Why do you need to create a Variable here?

@Override
public void run() {
    computeAllBoards(template);
    solveAllBoards();

    Scanner c = new Scanner(System.in);
    while (c.hasNext()) {
        String input = c.nextLine();  // <----
        printSolution(input);
    }

    c.close();
}

this seems super simple and I think you should just skip creating a variable for this, it doesn't make it any clearer what you are doing here (in my opinion) it's just cluttering up the code

@Override
public void run() {
    computeAllBoards(template);
    solveAllBoards();

    Scanner c = new Scanner(System.in);
    while (c.hasNext()) {
        printSolution(c.nextLine());
    }

    c.close();
}

---

This is the only place in all the code that you posted where you have a block of code without brackets.

private void permuteHelper(String prefix, String remaining) {
    int charsLeft = remaining.length();
    if (charsLeft == 0) {
        Board newBoard = new Board(prefix);
        allBoards.put(prefix, newBoard);
        if (newBoard.isSolved())               // <--
            scoredBoards.add(newBoard);        // <--
    } else {

This is inconsistent with the rest of your code, there are other locations where you could do this but you don't, personally I don't think it is ever a good idea to code a block without braces (unless you are coding in a pretend (jk) language like VB or Python).

Doing this makes it really easy for you to forget a Brace or even a semi-colon, which can break your code.
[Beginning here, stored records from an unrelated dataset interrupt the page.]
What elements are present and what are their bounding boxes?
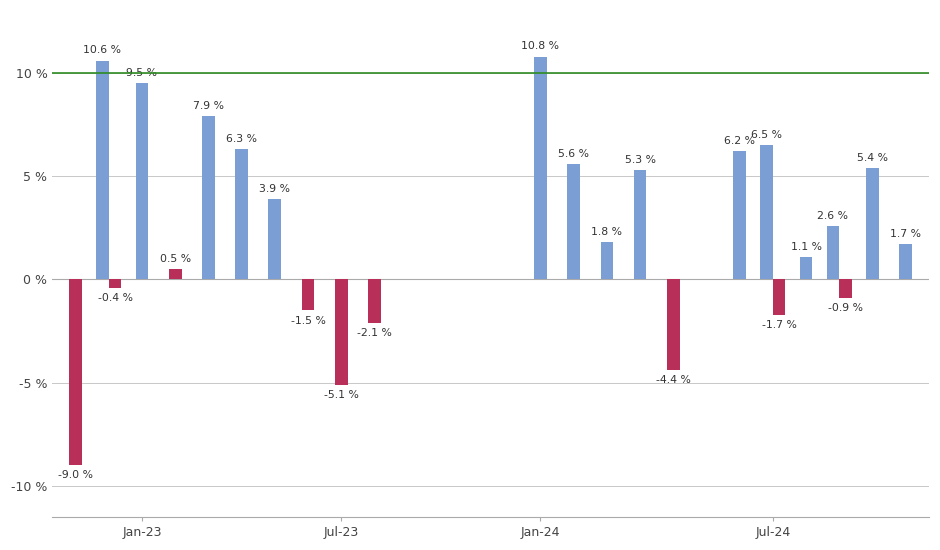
Text: 6.3 %: 6.3 % <box>227 134 258 144</box>
Bar <box>773 279 786 315</box>
Bar <box>826 226 839 279</box>
Bar <box>568 164 580 279</box>
Bar <box>800 257 812 279</box>
Text: 5.3 %: 5.3 % <box>624 155 655 165</box>
Bar <box>302 279 314 310</box>
Bar <box>135 84 149 279</box>
Text: -9.0 %: -9.0 % <box>58 470 93 480</box>
Text: -2.1 %: -2.1 % <box>357 328 392 338</box>
Text: 10.6 %: 10.6 % <box>84 46 121 56</box>
Text: 6.5 %: 6.5 % <box>751 130 782 140</box>
Text: 3.9 %: 3.9 % <box>259 184 290 194</box>
Text: -0.4 %: -0.4 % <box>98 293 133 303</box>
Text: 1.8 %: 1.8 % <box>591 227 622 237</box>
Text: 5.4 %: 5.4 % <box>857 153 888 163</box>
Bar <box>235 150 248 279</box>
Text: -4.4 %: -4.4 % <box>656 376 691 386</box>
Bar <box>601 243 613 279</box>
Text: 6.2 %: 6.2 % <box>724 136 755 146</box>
Bar <box>368 279 381 323</box>
Text: -1.5 %: -1.5 % <box>290 316 325 326</box>
Text: 0.5 %: 0.5 % <box>160 254 191 264</box>
Text: 1.7 %: 1.7 % <box>890 229 921 239</box>
Bar <box>866 168 879 279</box>
Text: 10.8 %: 10.8 % <box>522 41 559 51</box>
Bar <box>96 60 109 279</box>
Bar <box>269 199 281 279</box>
Text: 7.9 %: 7.9 % <box>193 101 224 111</box>
Text: -0.9 %: -0.9 % <box>828 303 863 313</box>
Text: 5.6 %: 5.6 % <box>558 148 589 159</box>
Bar <box>335 279 348 385</box>
Text: 9.5 %: 9.5 % <box>127 68 158 78</box>
Text: -5.1 %: -5.1 % <box>323 390 359 400</box>
Bar <box>70 279 82 465</box>
Bar <box>900 244 912 279</box>
Bar <box>534 57 547 279</box>
Text: 1.1 %: 1.1 % <box>791 241 822 251</box>
Bar <box>760 145 773 279</box>
Bar <box>666 279 680 370</box>
Text: -1.7 %: -1.7 % <box>761 320 796 329</box>
Bar <box>733 151 746 279</box>
Bar <box>839 279 852 298</box>
Bar <box>634 170 647 279</box>
Text: 2.6 %: 2.6 % <box>818 211 849 221</box>
Bar <box>169 269 181 279</box>
Bar <box>202 117 214 279</box>
Bar <box>109 279 121 288</box>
Doing this also makes it difficult to read larger portions of code.

---

Other than that, this looks pretty good

Answer 3

There is a possible bug in your application.

@Override
public void run() {
    computeAllBoards(template);
    solveAllBoards();
    Scanner c = new Scanner(System.in);
    while (c.hasNext()) {
        String input = c.nextLine();
        printSolution(input);
    }
    c.close();
}

By closing the Scanner you're also closing System.in. So, if in a future version you're running your code more than once, getting input from System.in will not work. A possible way to fix this is to wrap System.in in a uncloseable stream class. There is some answer already on Stack Overflow if you need more information.